3.5. Nuclear Hormone Receptors

Nuclear hormone receptors are cytoplasmic proteins. Binding to ligand activates the receptors, which then translocate to the nucleus where they regulate target gene transcription (Figure 4E). Nuclear hormone receptors required for hearing in human include ESRRB, ESRRG and THRB (Table 1, Table 2). Studies of conditional knockout mice have shown that ESRRB controls expression of many genes encoding transporters and ion channels, such as Atp1b2, Kcnq1, Kcne1, which are all important for inner ear function,⁹⁰ specifically in strial marginal cells. One consequence of the absence of ESRRB in mouse is a partial transformation of strial marginal cells into epithelial cells.⁹⁰

Repressors of nuclear hormone receptors also play a role in audition. TBL1X and TBL1Y are members of WD40 repeat-containing protein family and act as repressors of nuclear hormone receptors. They are important for ear development and hearing.^91,92 TBL1X and TBL1Y are components of nuclear receptor co-repressor (NCOR) complex which is required for Tri-iodothyronine (T3)-regulated gene expression.⁹³ This regulation is important since thyroid hormone T3 and its receptor THRB play a role in cochlear development by controlling expression of genes necessary for hearing, which include KCNQ4 and SLC26A5.⁹⁴

3.6. CO-RECEPTORS

Heparan sulfate proteoglycans are required for dimerization of some receptor tyrosine kinases including FGFR and EGFR.⁹⁵ In addition, there are many proteins, which function as co-receptors. For example, the low-density lipoprotein (LDL) receptor-related proteins serve as co-receptors to frizzled proteins during canonical WNT signaling and their variants are associated with hearing loss.^96–98 LRP5/6 is a WNT co-receptor in vertebrates,⁹⁹ and Lrp5 knockdown in zebrafish with morpholinos reduces the number of supporting cells and hair cells.⁹⁸ Additionally, variants of human LRP5 cause either nonsyndromic hearing loss (Table 1) or sensorineural hearing loss in patients with dominantly inherited osteosclerosis (Table 2).

4. CONCLUSION

The development of the auditory system requires multiple precisely orchestrated biochemical events.
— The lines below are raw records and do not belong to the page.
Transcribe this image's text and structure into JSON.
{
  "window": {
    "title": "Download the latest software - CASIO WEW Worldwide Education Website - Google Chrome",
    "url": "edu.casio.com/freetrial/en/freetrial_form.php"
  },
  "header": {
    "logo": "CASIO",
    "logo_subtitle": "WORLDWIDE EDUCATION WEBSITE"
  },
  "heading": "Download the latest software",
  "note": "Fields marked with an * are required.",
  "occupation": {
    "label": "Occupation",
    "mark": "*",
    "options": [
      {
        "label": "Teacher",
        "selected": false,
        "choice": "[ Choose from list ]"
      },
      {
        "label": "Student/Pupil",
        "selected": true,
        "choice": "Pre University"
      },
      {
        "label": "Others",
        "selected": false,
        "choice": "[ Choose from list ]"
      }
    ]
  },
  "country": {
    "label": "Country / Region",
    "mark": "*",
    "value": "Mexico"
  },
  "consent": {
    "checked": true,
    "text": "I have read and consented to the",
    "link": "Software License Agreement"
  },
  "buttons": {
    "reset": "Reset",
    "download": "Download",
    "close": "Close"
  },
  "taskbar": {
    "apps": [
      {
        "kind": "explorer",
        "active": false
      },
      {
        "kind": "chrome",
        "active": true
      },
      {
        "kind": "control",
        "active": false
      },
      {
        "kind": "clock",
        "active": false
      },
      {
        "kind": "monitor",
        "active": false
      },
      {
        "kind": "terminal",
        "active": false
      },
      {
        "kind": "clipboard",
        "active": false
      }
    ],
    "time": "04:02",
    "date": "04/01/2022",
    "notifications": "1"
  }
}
Genetic studies of hundreds of genes necessary for audition have uncovered several pathways important for normal hearing. Based initially upon studies of animal model, growth factors are now being explored for treatment of noise and ototoxic induced deafness and age related hearing loss,^100–109 and some of these are currently in clinical trials.^110,111 For example, topical application of IGF1 to the middle ear was used to treat sudden sensorineural hearing loss in humans, and some treated individuals showed improvements of 10 dB to 30 dB for tested frequencies as compared to controls.^103,112 Hair cell regeneration in response to application of growth factors and by inhibition of specific signaling pathways is also being explored.¹¹³ For example, an inhibitor of NOTCH signaling is in phase II clinical trial for treatment of sensorineural moderate to severe hearing loss.²¹ As signaling pathways are involved with differentiation, proliferation, maintenance and regeneration processes, greater understanding of the in vivo ligands, receptors, protein partners and the modulation of their expression may provide opportunities to rebuild a properly patterned and functional adult human inner ear.